NAME
ModPerl2::Tools - a few hopefully useful tools
SYNOPSIS
use ModPerl2::Tools;
ModPerl2::Tools::spawn +{keep_fd=>[3,4,7], survive=>1}, sub {...};
ModPerl2::Tools::spawn +{keep_fd=>[3,4,7], survive=>1}, qw/bash -c .../;
ModPerl2::Tools::safe_die $status;
$r->safe_die($status);
$f->safe_die($status);
$content=ModPerl2::Tools::fetch_url $url;
$content=$r->fetch_url($url);
DESCRIPTION
This module is a collection of functions and methods that I found useful when working with mod_perl
. I work mostly under Linux. So, I don't expect all of these functions to work on other operating systems.

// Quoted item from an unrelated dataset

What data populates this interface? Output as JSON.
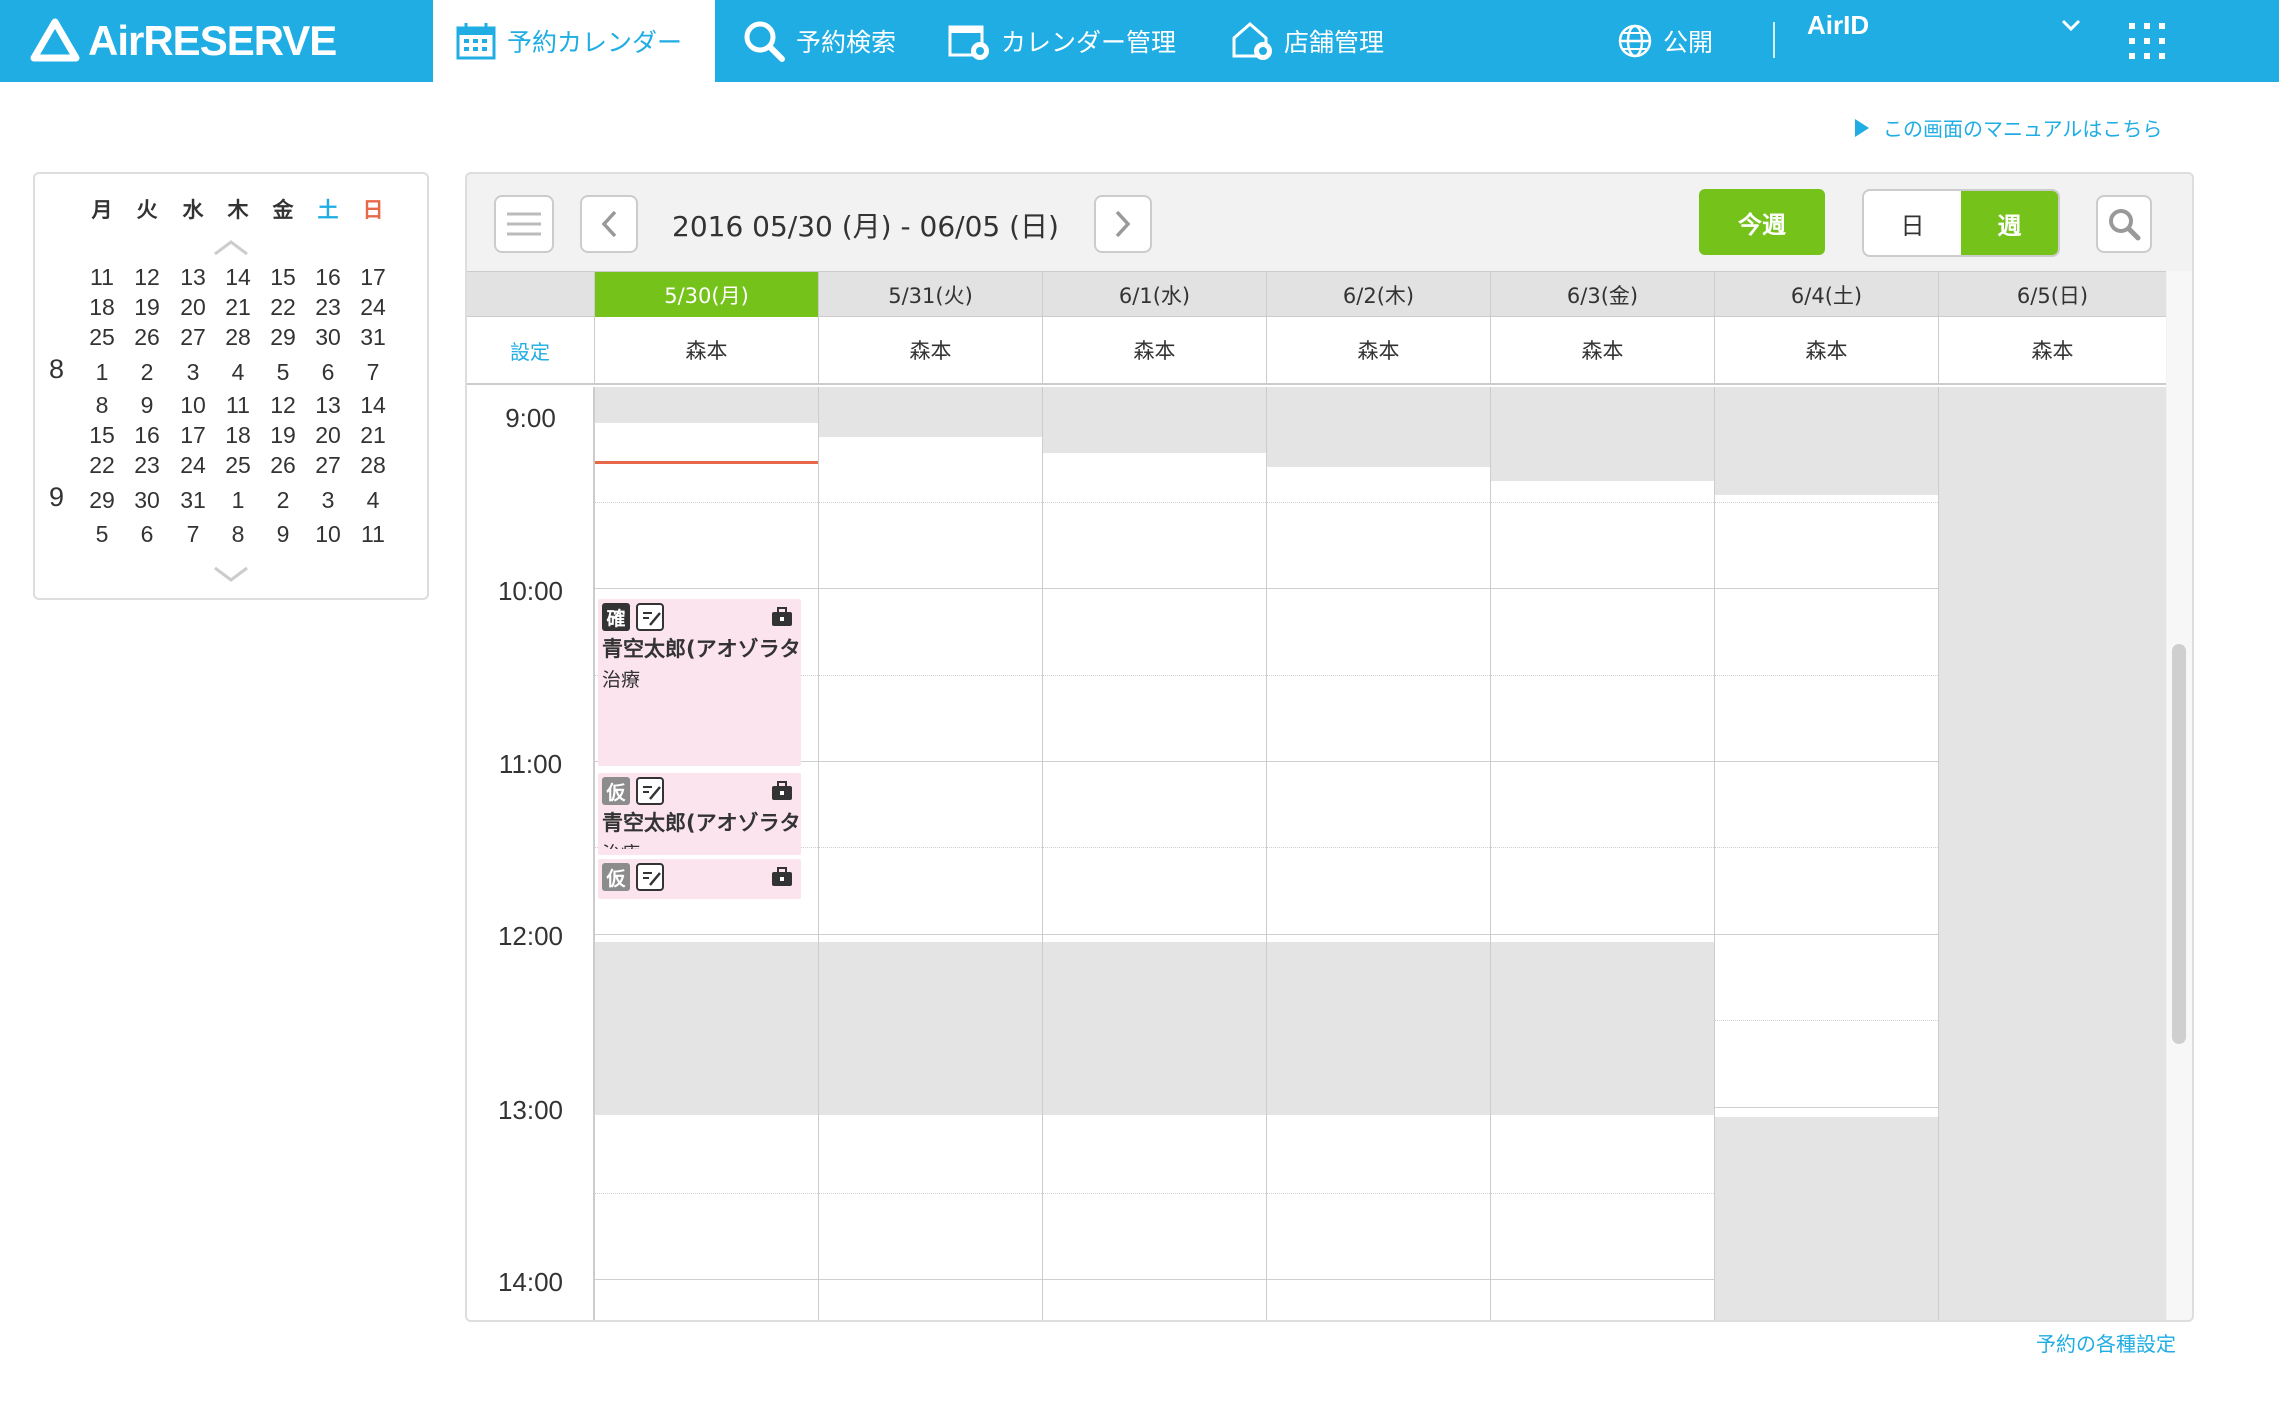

Forking off long running processes
Sometimes one needs to spawn off a long running process as the result of a request. Under modperl this is not as simple as calling fork
because that way all open file descriptors would be inherited by the child and, more subtle, the long running process would be killed when the administrator shuts down the web server. The former is usually considered a security issue, the latter a design decision.
There is already $r->spawn_proc_prog that serves a similar purpose as the spawn
function. However, spawn_proc_prog
is not usable for long running processes because it kills the children after a certain timeout.
Solution
$pid=ModPerl2::Tools::spawn \%options, $subroutine, @parameters;
or
$pid=ModPerl2::Tools::spawn \%options, @command_line;
spawn
expects as the first parameter an options hash reference. The second parameter may be a code reference or a string.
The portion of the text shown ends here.